F Liu*, Q Zhang, Y Hu, K Goodman, G Mageras, Memorial Sloan Kettering Cancer Center, New York, NY

TU-E-BRA-9 Tuesday 2:00:00 PM - 3:50:00 PM Room: Ballroom A

Purpose: We have previously described a model of patient-specific respiratory motion to predict organ deformations without assuming repeatable breath cycles. The model is derived from deformable image registration (DIR) between respiration-correlated images (RCCT), followed by a principal component analysis (PCA) which relates the first two principal components of 3D deformations to the position and direction of motion of the diaphragm or implanted fiducials. This study examines model accuracy in phantom and patient images.

Methods: We compare model and DIR accuracy using 3 types of image sets, each exhibiting different deformation patterns: (1) synthetic images in lung and abdomen from the 4D NURBS-based cardiac torso (NCAT) phantom with known deformations; (2) CT scans of physical deformable phantom with implanted markers in liver; and (3) liver structures in patient RCCT images using rigid registration in a small VOI as approximate ground truth. The model is calibrated by applying fast free-form DIR between a reference image set at end expiration and each of the other images at different motion states, defined by diaphragm or, in some patient cases, implanted fiducials as surrogate signals. Following PCA, the first two principal components are selected to yield a model-predicted displacement field for the given surrogate signal.
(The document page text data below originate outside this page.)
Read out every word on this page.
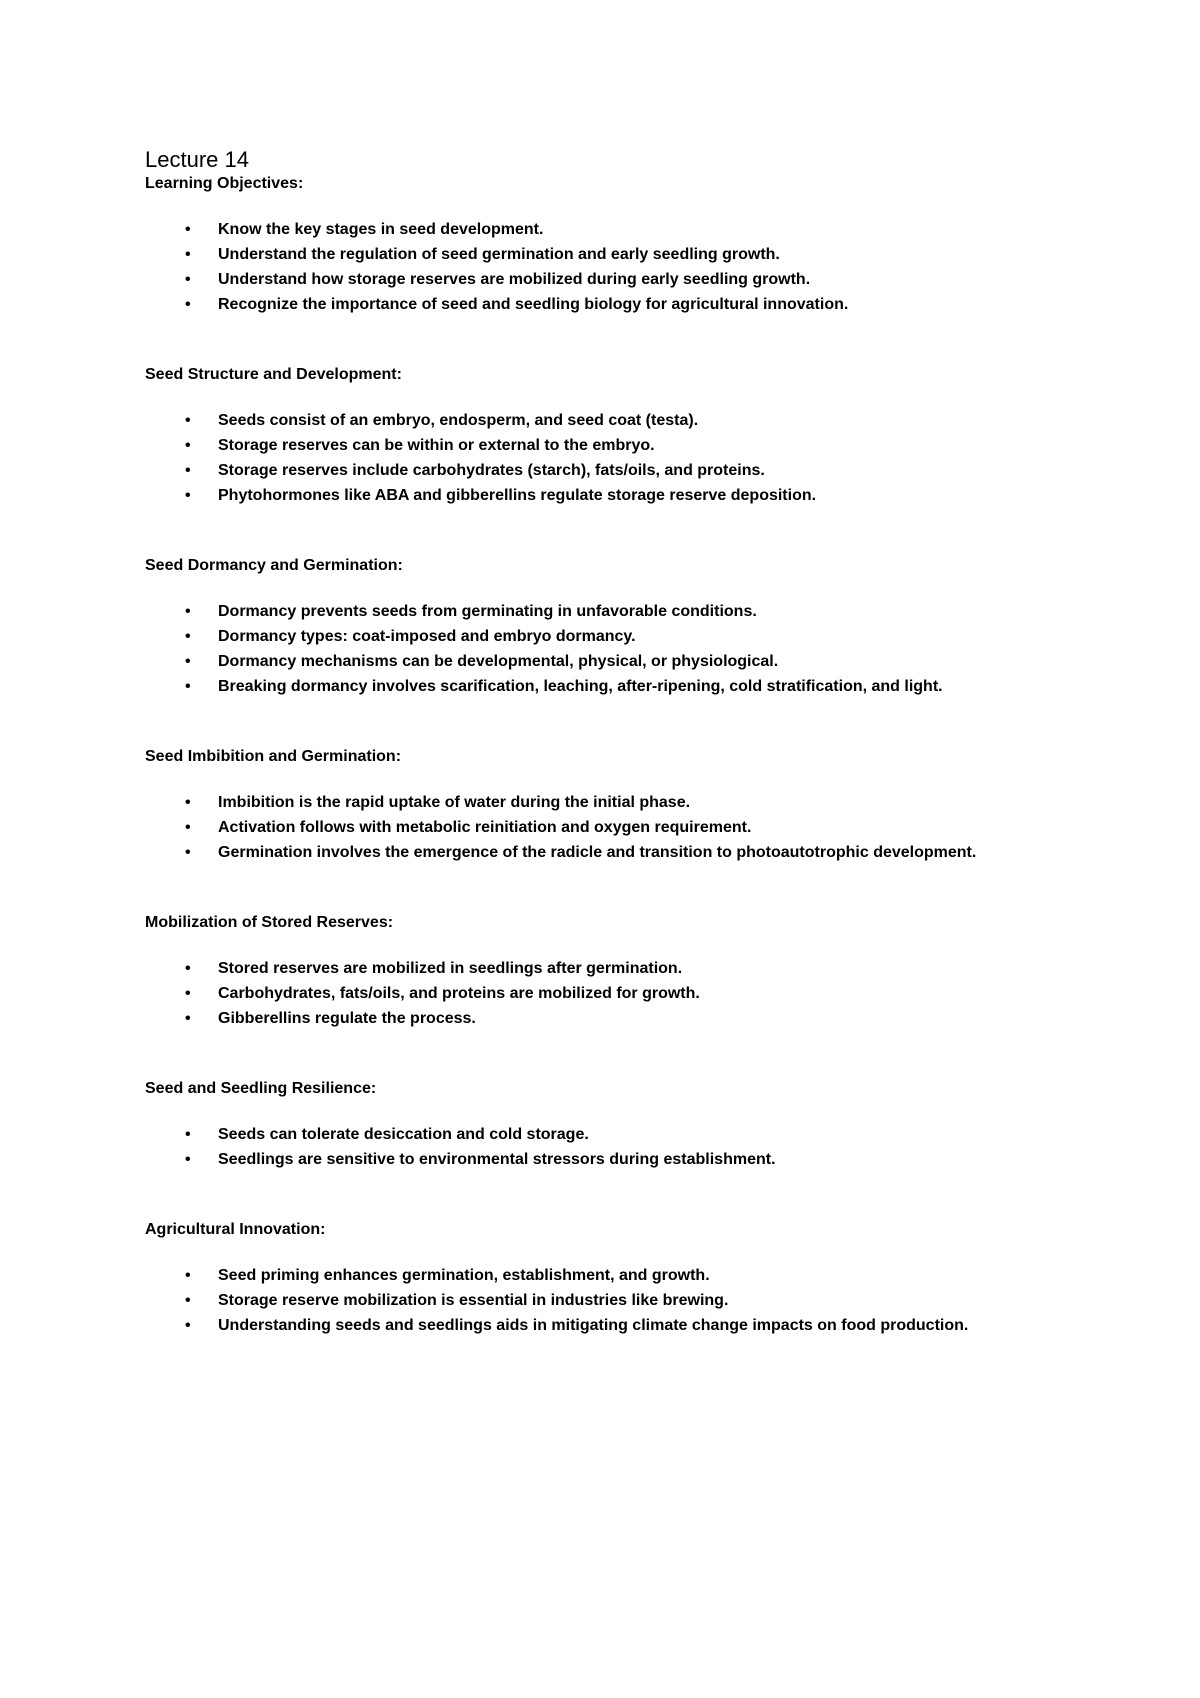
Lecture 14
Learning Objectives:
• Know the key stages in seed development.
• Understand the regulation of seed germination and early seedling growth.
• Understand how storage reserves are mobilized during early seedling growth.
• Recognize the importance of seed and seedling biology for agricultural innovation.
Seed Structure and Development:
• Seeds consist of an embryo, endosperm, and seed coat (testa).
• Storage reserves can be within or external to the embryo.
• Storage reserves include carbohydrates (starch), fats/oils, and proteins.
• Phytohormones like ABA and gibberellins regulate storage reserve deposition.
Seed Dormancy and Germination:
• Dormancy prevents seeds from germinating in unfavorable conditions.
• Dormancy types: coat-imposed and embryo dormancy.
• Dormancy mechanisms can be developmental, physical, or physiological.
• Breaking dormancy involves scarification, leaching, after-ripening, cold stratification, and light.
Seed Imbibition and Germination:
• Imbibition is the rapid uptake of water during the initial phase.
• Activation follows with metabolic reinitiation and oxygen requirement.
• Germination involves the emergence of the radicle and transition to photoautotrophic development.
Mobilization of Stored Reserves:
• Stored reserves are mobilized in seedlings after germination.
• Carbohydrates, fats/oils, and proteins are mobilized for growth.
• Gibberellins regulate the process.
Seed and Seedling Resilience:
• Seeds can tolerate desiccation and cold storage.
• Seedlings are sensitive to environmental stressors during establishment.
Agricultural Innovation:
• Seed priming enhances germination, establishment, and growth.
• Storage reserve mobilization is essential in industries like brewing.
• Understanding seeds and seedlings aids in mitigating climate change impacts on food production.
Results: Discrepancy between model prediction and ground truth (mean ± stand deviation) in 3D displacements is 3.3±2.0 mm in lung and 3.7±1.9 mm in abdomen in NCAT phantom, 3.8±2.7 mm in physical deformable phantom and 2.8±2.9 mm in patient data (N=7). Corresponding DIR discrepancies are 3.8±2.0 mm (NCAT lung), 3.7±1.8 mm (NCAT abdomen), 3.6±2.8 mm (physical phantom), and 2.0±2.2 mm (patient data).

Conclusions: Motion model accuracy is found to be comparable to fast free-form in all three types of images, indicating that the assumption of two principal components is sufficient to describe the fast free-form DIR-derived deformations.